Not only will you need to prove you have the right qualifications to be included on the Gas Safe Register, but you will also need to provide references and examples of your work to prove you are competent to work on gas appliances.
To get on the Gas Safe Register you need to be qualified, but as with many professions, technology and standards change all the time, so after your initial training, you will need to re-take the ACS CCN1 assessment every five years to maintain your compliance and registration.
The Future of Gas in the UK
In the UK there has been a lot of talk about the phasing out of gas boilers by 2025. This begs the question whether it is even still worth following the path of a gas engineer in the UK. Ultimately, the answer to this is that there will be plenty of work available for gas engineers for decades to come.
The 2025 gas boiler ban deadline only applies to new build houses right now, and with over 75% of the UK houses being heated by gas there will be plenty of need for gas engineers to continue to install new boilers over the coming years, replace, service and fix existing installations.
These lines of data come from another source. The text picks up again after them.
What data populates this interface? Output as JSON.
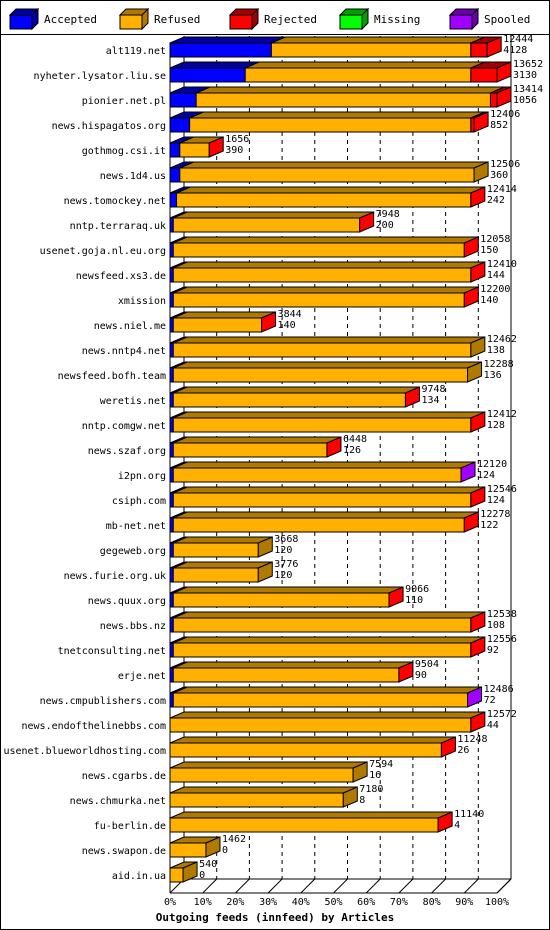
{
  "legend": {
    "placement": "top",
    "items": [
      {
        "name": "Accepted",
        "color": "#0000ff",
        "shade": "#0000a0"
      },
      {
        "name": "Refused",
        "color": "#ffb000",
        "shade": "#b07a00"
      },
      {
        "name": "Rejected",
        "color": "#ff0000",
        "shade": "#a00000"
      },
      {
        "name": "Missing",
        "color": "#00ff00",
        "shade": "#00a000"
      },
      {
        "name": "Spooled",
        "color": "#a000ff",
        "shade": "#6a00a8"
      }
    ]
  },
  "chart_data": {
    "type": "bar",
    "orientation": "horizontal",
    "stacked": true,
    "title": "Outgoing feeds (innfeed) by Articles",
    "xlim": [
      0,
      100
    ],
    "x_unit": "%",
    "x_ticks": [
      "0%",
      "10%",
      "20%",
      "30%",
      "40%",
      "50%",
      "60%",
      "70%",
      "80%",
      "90%",
      "100%"
    ],
    "grid": true,
    "series_order": [
      "Accepted",
      "Refused",
      "Rejected",
      "Missing",
      "Spooled"
    ],
    "categories": [
      {
        "name": "alt119.net",
        "total": "12444",
        "accepted": "4128",
        "pct": [
          31,
          61,
          5,
          0,
          0
        ]
      },
      {
        "name": "nyheter.lysator.liu.se",
        "total": "13652",
        "accepted": "3130",
        "pct": [
          23,
          69,
          8,
          0,
          0
        ]
      },
      {
        "name": "pionier.net.pl",
        "total": "13414",
        "accepted": "1056",
        "pct": [
          8,
          90,
          2,
          0,
          0
        ]
      },
      {
        "name": "news.hispagatos.org",
        "total": "12406",
        "accepted": "852",
        "pct": [
          6,
          86,
          1,
          0,
          0
        ]
      },
      {
        "name": "gothmog.csi.it",
        "total": "1656",
        "accepted": "390",
        "pct": [
          3,
          9,
          0,
          0,
          0
        ]
      },
      {
        "name": "news.1d4.us",
        "total": "12506",
        "accepted": "360",
        "pct": [
          3,
          90,
          0,
          0,
          0
        ]
      },
      {
        "name": "news.tomockey.net",
        "total": "12414",
        "accepted": "242",
        "pct": [
          2,
          90,
          0,
          0,
          0
        ]
      },
      {
        "name": "nntp.terraraq.uk",
        "total": "7948",
        "accepted": "200",
        "pct": [
          1,
          57,
          0,
          0,
          0
        ]
      },
      {
        "name": "usenet.goja.nl.eu.org",
        "total": "12058",
        "accepted": "150",
        "pct": [
          1,
          89,
          0,
          0,
          0
        ]
      },
      {
        "name": "newsfeed.xs3.de",
        "total": "12410",
        "accepted": "144",
        "pct": [
          1,
          91,
          0,
          0,
          0
        ]
      },
      {
        "name": "xmission",
        "total": "12200",
        "accepted": "140",
        "pct": [
          1,
          89,
          0,
          0,
          0
        ]
      },
      {
        "name": "news.niel.me",
        "total": "3844",
        "accepted": "140",
        "pct": [
          1,
          27,
          0,
          0,
          0
        ]
      },
      {
        "name": "news.nntp4.net",
        "total": "12462",
        "accepted": "138",
        "pct": [
          1,
          91,
          0,
          0,
          0
        ]
      },
      {
        "name": "newsfeed.bofh.team",
        "total": "12288",
        "accepted": "136",
        "pct": [
          1,
          90,
          0,
          0,
          0
        ]
      },
      {
        "name": "weretis.net",
        "total": "9748",
        "accepted": "134",
        "pct": [
          1,
          71,
          0,
          0,
          0
        ]
      },
      {
        "name": "nntp.comgw.net",
        "total": "12412",
        "accepted": "128",
        "pct": [
          1,
          91,
          0,
          0,
          0
        ]
      },
      {
        "name": "news.szaf.org",
        "total": "6448",
        "accepted": "126",
        "pct": [
          1,
          47,
          0,
          0,
          0
        ]
      },
      {
        "name": "i2pn.org",
        "total": "12120",
        "accepted": "124",
        "pct": [
          1,
          88,
          0,
          0,
          0
        ]
      },
      {
        "name": "csiph.com",
        "total": "12546",
        "accepted": "124",
        "pct": [
          1,
          91,
          0,
          0,
          0
        ]
      },
      {
        "name": "mb-net.net",
        "total": "12278",
        "accepted": "122",
        "pct": [
          1,
          89,
          0,
          0,
          0
        ]
      },
      {
        "name": "gegeweb.org",
        "total": "3668",
        "accepted": "120",
        "pct": [
          1,
          26,
          0,
          0,
          0
        ]
      },
      {
        "name": "news.furie.org.uk",
        "total": "3776",
        "accepted": "120",
        "pct": [
          1,
          26,
          0,
          0,
          0
        ]
      },
      {
        "name": "news.quux.org",
        "total": "9066",
        "accepted": "110",
        "pct": [
          1,
          66,
          0,
          0,
          0
        ]
      },
      {
        "name": "news.bbs.nz",
        "total": "12538",
        "accepted": "108",
        "pct": [
          1,
          91,
          0,
          0,
          0
        ]
      },
      {
        "name": "tnetconsulting.net",
        "total": "12556",
        "accepted": "92",
        "pct": [
          1,
          91,
          0,
          0,
          0
        ]
      },
      {
        "name": "erje.net",
        "total": "9504",
        "accepted": "90",
        "pct": [
          1,
          69,
          0,
          0,
          0
        ]
      },
      {
        "name": "news.cmpublishers.com",
        "total": "12486",
        "accepted": "72",
        "pct": [
          1,
          90,
          0,
          0,
          0
        ]
      },
      {
        "name": "news.endofthelinebbs.com",
        "total": "12572",
        "accepted": "44",
        "pct": [
          0,
          92,
          0,
          0,
          0
        ]
      },
      {
        "name": "usenet.blueworldhosting.com",
        "total": "11248",
        "accepted": "26",
        "pct": [
          0,
          83,
          0,
          0,
          0
        ]
      },
      {
        "name": "news.cgarbs.de",
        "total": "7594",
        "accepted": "16",
        "pct": [
          0,
          56,
          0,
          0,
          0
        ]
      },
      {
        "name": "news.chmurka.net",
        "total": "7180",
        "accepted": "8",
        "pct": [
          0,
          53,
          0,
          0,
          0
        ]
      },
      {
        "name": "fu-berlin.de",
        "total": "11140",
        "accepted": "4",
        "pct": [
          0,
          82,
          0,
          0,
          0
        ]
      },
      {
        "name": "news.swapon.de",
        "total": "1462",
        "accepted": "0",
        "pct": [
          0,
          11,
          0,
          0,
          0
        ]
      },
      {
        "name": "aid.in.ua",
        "total": "540",
        "accepted": "0",
        "pct": [
          0,
          4,
          0,
          0,
          0
        ]
      }
    ],
    "cap_series": [
      "Rejected",
      "Rejected",
      "Rejected",
      "Rejected",
      "Rejected",
      "Refused",
      "Rejected",
      "Rejected",
      "Rejected",
      "Rejected",
      "Rejected",
      "Rejected",
      "Refused",
      "Refused",
      "Rejected",
      "Rejected",
      "Rejected",
      "Spooled",
      "Rejected",
      "Rejected",
      "Refused",
      "Refused",
      "Rejected",
      "Rejected",
      "Rejected",
      "Rejected",
      "Spooled",
      "Rejected",
      "Rejected",
      "Refused",
      "Refused",
      "Rejected",
      "Refused",
      "Refused"
    ]
  }
}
Boilers tend to last decades before they need replacing so there will be plenty of boilers to work on. Not to mention that there has been no mention of banning gas cooking appliances, so these will also need a gas engineer to fit and install correctly.
Ultimately, right now a career in gas should mean that you will have a good job, that is in demand and well paid for many years to come. In the future if the UK moves more to alternative fuels such as electricity or hydrogen then this could change, but for now a career as a gas engineer is still a great choice.